Kornmagazin-Herausgeber und Autor Uwe Lowin als Komparse im Tatort.

An der Verbreitungsgeschwindigkeit von Verschwörungsmythen lässt sich erahnen, wie tief die bundesdeutsche Gesellschaft von antisemitischem Wahn angetrieben wird. Antisemitismus in seinen verschiedenen Erscheinungsformen lebt durch „Corona Leugner_innen“ wieder auf.(*) Diese organisieren sich in Gruppierungen wie u.a. “Querdenken”. Längst ist ihre aktive Vernetzung mit der extremen Rechten nachgewiesen. Ein aktuelles Beispiel aus dem Ländlichen zeigt, wie diese rechtsextremen Ansichten in der bürgerlichen Mitte aktuell Fuß gefasst haben und sich weiterverbreiten.

Beim Kornmagazin aus dem Südharz handelt es sich um ein lokal und kostenlos verteiltes Anzeigen-Magazin mit redaktionellem Antlitz. Der nicht durch Anzeigen belegte Platz wird von Uwe Lowin redaktionell gefüllt. Uwe Lowin ist Verlagsleiter, Herausgeber und sein eigener Autor – in einer Person. In dieser Funktion informiert er über das Geschehen zumeist aus dem Südharz.

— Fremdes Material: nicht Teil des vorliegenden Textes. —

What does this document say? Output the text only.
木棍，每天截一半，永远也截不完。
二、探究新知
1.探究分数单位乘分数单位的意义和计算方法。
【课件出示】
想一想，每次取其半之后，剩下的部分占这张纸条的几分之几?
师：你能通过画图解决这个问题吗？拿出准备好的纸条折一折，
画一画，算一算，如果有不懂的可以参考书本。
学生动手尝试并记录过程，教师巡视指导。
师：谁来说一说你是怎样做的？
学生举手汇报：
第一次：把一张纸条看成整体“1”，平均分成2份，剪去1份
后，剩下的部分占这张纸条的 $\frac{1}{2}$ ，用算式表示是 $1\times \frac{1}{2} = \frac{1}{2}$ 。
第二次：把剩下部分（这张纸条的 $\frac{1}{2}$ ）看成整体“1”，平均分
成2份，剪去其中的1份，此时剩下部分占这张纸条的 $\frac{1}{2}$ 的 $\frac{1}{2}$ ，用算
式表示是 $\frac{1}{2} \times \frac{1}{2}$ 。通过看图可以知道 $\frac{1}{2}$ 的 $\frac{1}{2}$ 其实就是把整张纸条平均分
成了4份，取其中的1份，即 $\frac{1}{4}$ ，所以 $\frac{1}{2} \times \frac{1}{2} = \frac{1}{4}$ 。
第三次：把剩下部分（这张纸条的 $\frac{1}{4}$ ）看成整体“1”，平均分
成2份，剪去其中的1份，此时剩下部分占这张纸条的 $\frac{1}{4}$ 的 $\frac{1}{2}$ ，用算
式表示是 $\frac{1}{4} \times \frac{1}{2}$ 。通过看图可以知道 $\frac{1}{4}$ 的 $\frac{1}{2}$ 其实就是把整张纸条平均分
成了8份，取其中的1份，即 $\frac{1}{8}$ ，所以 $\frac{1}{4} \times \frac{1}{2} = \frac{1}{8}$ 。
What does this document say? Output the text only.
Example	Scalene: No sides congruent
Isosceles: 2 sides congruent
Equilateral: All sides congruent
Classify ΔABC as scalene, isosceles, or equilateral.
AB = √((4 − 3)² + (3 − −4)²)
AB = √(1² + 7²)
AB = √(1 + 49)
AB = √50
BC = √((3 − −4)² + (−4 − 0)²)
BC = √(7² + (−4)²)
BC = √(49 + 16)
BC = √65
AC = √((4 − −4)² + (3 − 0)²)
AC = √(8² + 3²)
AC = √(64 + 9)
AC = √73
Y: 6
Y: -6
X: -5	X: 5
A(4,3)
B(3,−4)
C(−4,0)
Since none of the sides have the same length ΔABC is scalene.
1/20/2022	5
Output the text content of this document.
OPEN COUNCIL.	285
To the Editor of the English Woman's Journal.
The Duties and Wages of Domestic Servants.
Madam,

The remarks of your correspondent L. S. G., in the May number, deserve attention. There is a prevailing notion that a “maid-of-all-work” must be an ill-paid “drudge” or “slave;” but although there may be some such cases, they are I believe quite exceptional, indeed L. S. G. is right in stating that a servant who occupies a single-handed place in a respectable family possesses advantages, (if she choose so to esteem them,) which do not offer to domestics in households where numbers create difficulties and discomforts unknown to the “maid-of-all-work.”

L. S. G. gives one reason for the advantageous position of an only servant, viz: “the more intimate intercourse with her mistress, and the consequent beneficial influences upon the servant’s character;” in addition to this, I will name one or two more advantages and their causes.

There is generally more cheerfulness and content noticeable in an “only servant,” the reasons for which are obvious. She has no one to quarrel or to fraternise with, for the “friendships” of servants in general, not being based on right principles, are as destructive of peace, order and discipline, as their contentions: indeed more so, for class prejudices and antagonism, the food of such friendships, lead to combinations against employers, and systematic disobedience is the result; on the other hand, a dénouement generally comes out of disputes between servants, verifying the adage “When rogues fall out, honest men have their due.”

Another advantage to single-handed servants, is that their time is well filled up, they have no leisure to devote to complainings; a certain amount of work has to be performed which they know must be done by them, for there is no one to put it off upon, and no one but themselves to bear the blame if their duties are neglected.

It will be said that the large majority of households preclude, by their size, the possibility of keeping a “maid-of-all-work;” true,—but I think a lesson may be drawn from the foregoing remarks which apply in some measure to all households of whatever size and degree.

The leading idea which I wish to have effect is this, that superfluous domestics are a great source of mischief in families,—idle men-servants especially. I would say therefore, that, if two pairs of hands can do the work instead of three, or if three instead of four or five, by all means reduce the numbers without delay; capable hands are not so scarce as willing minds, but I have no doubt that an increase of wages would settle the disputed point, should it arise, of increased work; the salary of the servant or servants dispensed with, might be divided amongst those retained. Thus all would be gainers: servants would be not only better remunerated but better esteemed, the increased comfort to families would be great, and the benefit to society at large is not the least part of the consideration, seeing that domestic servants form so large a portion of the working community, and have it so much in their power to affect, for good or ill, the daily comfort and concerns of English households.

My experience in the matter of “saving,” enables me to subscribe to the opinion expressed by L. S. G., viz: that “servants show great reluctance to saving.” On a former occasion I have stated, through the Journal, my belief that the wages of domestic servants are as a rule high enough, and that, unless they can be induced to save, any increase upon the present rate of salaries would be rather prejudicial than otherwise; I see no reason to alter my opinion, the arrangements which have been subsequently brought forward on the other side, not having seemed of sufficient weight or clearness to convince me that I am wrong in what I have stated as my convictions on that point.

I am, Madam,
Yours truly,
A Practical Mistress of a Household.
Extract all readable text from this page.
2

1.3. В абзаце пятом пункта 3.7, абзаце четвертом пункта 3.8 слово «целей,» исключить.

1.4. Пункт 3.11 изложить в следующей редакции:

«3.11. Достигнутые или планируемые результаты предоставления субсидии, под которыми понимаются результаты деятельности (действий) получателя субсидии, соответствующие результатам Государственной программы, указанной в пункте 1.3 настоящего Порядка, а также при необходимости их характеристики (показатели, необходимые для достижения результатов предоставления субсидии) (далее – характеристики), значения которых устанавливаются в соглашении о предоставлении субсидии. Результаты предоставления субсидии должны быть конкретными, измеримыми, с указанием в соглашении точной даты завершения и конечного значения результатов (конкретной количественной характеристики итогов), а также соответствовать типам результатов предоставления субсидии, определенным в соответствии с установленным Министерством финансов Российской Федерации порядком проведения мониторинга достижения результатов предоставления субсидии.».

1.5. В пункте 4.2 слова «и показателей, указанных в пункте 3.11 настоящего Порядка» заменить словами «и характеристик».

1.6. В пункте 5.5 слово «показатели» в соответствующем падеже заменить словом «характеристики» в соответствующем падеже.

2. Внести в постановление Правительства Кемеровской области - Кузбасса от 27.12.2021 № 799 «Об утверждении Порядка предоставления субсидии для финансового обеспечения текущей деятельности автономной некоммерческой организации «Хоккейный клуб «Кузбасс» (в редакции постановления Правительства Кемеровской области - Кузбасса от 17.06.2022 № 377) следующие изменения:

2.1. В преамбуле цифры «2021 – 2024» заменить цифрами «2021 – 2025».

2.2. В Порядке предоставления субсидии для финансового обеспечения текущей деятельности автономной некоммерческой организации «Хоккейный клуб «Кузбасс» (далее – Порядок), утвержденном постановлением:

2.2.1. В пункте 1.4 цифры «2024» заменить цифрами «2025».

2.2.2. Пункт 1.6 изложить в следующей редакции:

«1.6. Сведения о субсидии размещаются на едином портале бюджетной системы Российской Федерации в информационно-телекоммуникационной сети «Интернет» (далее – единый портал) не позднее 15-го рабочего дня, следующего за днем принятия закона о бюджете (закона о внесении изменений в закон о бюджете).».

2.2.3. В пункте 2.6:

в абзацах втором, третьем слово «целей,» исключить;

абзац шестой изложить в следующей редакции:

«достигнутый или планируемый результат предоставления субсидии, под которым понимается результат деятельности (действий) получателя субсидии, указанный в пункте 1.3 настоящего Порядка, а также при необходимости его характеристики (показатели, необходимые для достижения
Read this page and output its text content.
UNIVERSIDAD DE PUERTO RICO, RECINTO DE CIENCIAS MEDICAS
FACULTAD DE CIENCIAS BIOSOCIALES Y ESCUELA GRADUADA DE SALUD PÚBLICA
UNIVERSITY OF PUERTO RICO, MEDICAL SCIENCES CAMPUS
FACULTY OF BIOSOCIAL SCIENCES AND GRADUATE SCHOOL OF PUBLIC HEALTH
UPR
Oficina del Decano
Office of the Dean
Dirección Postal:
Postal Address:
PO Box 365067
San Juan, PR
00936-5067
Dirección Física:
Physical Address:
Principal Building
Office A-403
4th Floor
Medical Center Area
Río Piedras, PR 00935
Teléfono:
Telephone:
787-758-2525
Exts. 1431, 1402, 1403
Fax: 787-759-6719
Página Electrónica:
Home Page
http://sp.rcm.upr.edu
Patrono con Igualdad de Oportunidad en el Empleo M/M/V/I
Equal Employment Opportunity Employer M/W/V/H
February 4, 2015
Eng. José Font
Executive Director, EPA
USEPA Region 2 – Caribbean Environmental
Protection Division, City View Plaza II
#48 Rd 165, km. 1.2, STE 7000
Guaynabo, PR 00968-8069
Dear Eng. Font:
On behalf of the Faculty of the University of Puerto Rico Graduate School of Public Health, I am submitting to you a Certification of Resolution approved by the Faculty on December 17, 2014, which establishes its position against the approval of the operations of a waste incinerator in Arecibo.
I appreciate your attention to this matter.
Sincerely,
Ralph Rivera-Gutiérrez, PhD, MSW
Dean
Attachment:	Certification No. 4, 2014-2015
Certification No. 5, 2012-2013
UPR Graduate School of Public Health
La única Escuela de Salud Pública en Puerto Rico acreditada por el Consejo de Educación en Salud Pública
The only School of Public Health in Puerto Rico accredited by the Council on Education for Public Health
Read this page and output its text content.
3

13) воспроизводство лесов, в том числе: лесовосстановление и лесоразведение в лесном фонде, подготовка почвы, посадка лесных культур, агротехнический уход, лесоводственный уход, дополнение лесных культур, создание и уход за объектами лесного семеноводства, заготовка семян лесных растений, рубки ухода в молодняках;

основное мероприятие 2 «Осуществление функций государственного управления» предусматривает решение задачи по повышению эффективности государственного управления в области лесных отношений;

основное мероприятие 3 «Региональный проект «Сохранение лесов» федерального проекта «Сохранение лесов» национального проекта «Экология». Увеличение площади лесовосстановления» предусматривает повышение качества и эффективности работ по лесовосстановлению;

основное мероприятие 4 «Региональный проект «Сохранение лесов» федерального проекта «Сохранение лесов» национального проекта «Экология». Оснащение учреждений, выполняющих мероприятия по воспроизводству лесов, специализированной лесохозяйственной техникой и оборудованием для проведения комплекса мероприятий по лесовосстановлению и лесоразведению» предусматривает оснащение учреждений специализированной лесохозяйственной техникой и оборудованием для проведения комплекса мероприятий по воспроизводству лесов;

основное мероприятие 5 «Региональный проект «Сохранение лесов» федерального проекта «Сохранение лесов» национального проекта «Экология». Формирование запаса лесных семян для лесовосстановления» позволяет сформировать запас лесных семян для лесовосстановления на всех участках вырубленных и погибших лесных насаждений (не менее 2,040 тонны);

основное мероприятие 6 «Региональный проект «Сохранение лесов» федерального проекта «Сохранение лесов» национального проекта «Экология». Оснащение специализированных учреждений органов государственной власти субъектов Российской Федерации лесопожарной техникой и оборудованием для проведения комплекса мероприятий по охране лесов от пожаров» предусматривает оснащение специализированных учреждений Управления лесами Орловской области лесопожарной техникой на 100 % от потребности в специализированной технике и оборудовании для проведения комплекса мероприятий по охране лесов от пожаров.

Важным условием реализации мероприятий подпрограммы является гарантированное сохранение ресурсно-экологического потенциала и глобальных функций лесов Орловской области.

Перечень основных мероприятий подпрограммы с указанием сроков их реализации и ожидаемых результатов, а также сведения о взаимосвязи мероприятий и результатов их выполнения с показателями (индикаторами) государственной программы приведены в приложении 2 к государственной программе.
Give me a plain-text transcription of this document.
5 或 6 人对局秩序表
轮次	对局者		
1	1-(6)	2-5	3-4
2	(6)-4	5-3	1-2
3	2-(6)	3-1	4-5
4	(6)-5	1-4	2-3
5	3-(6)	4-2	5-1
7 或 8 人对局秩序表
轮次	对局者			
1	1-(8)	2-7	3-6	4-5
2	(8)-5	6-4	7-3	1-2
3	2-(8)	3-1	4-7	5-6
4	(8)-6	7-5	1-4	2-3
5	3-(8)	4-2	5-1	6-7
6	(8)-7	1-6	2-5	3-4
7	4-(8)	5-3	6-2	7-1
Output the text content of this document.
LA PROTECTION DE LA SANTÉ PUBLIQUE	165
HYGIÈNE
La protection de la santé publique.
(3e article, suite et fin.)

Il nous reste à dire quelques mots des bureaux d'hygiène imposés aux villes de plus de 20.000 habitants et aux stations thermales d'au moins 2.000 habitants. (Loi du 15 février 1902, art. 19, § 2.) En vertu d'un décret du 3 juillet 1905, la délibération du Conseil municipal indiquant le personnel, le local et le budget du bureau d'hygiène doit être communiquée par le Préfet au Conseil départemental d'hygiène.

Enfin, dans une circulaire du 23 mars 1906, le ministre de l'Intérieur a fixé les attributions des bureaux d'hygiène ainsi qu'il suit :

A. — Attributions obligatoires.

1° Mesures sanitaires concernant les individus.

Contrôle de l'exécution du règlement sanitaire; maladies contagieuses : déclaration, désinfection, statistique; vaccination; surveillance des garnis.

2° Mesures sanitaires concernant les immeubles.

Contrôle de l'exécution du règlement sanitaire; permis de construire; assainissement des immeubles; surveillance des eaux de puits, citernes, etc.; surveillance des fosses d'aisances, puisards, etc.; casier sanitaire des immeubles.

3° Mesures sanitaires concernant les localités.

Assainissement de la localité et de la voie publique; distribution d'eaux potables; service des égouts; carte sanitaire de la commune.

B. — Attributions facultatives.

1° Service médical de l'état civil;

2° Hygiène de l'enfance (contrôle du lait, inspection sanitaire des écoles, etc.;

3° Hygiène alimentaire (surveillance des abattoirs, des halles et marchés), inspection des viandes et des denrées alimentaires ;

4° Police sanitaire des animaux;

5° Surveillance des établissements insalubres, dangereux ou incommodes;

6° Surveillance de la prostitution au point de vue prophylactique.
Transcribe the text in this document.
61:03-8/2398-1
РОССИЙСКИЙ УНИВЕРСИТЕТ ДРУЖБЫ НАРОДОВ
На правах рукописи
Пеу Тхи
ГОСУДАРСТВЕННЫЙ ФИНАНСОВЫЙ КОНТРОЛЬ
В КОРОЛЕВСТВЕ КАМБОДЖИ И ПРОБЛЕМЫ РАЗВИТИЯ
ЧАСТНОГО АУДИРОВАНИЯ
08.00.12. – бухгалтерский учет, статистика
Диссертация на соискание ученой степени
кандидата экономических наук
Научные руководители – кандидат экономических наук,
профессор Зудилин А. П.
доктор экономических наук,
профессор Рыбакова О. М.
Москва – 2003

Auch über seine Komparsen- und Sprecherrollen informiert er im Kornmagazin. So erfahren die Lesenden, wie sein Traum in Erfüllung ging, den Dorfpolizisten-Komparsen im Krimiformat Tatort „Die Rache an der Welt“ (NDR) zu spielen. Auch in Köln erhaschte er eine Nebenrolle: “Einsatz in Köln” -Kommissare ermitteln“ (Constantin Entertainment). Und er berichtet mit Schlagzeile, wenn ihm Rollen abgesagt worden sind: „Pech für Uwe Lowin“. Mit derlei Beiträgen wird seiner Broschüre beim Warten in der Zahnarztpraxis, im Friseursalon oder an der Schlachter-Theke eher kurzweilige Aufmerksamkeit zuteil.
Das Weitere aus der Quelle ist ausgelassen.